When I was ten me and my mate Bryan plucked up the courage to go round to Charlie’s house near the Barnes Hotel and ask him for his autograph. The door of the modest semi was opened by his beehive-haired wife and Bryan said, “Is Mr Hurley in?” Next thing Charlie himself was filling the doorway looking like he’d just finished off a cow-pie and had a quick shave with a blowlamp. He took our autograph books, disappeared behind the door and a few seconds later came back, thrust them in our hands and shut the door again with nary a word. That was back in 1964 and this evening Charlie and I are going to meet again in a bar in City Road, London EC1 where he’ll be giving a talk and selling copies of his autobiography.

Dodging groups of fancy-dressed Halloween revellers I got the tube to Angel and soon found the Offside Bar at around 8 p.m.
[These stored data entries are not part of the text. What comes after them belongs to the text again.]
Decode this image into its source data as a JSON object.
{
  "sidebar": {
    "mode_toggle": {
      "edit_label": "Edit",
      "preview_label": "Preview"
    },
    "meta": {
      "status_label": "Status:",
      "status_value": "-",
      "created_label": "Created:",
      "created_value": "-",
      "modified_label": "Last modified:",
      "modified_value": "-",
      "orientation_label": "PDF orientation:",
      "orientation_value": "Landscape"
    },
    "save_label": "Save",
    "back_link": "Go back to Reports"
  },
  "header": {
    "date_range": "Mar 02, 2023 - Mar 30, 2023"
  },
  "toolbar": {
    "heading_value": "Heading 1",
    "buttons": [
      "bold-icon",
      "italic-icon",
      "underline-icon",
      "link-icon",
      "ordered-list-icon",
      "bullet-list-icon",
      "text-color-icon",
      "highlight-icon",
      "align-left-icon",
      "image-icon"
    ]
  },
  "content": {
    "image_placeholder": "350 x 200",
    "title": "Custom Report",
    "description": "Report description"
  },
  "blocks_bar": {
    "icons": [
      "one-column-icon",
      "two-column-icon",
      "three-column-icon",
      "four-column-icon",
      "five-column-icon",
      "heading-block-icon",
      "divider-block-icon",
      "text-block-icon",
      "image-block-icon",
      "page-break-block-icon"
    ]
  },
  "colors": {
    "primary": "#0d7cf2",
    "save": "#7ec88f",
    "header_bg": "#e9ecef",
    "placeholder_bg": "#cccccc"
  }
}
There was nobody on the door, which was just as well as I hadn’t received the ticket I’d paid for, and having got a beer in I soon spotted Charlie sitting at a table signing copies of his book ('Charlie Hurley: The Greatest Centre Half the World Has Ever Seen'). I joined the queue and speculated with the lads in front of me as to who the bloke sitting next to Charlie was before the penny dropped that it must be co-author Mark Metcalf. Teresa from the London Branch was taking the money (£12.50 a pop, a saving of £5.49 on the retail price) and next thing I was saying hello to Charlie, who had a little trouble understanding my name before signing the title page and giving me a very firm handshake and a smile. Incidentally his autograph hadn’t changed in forty-four years.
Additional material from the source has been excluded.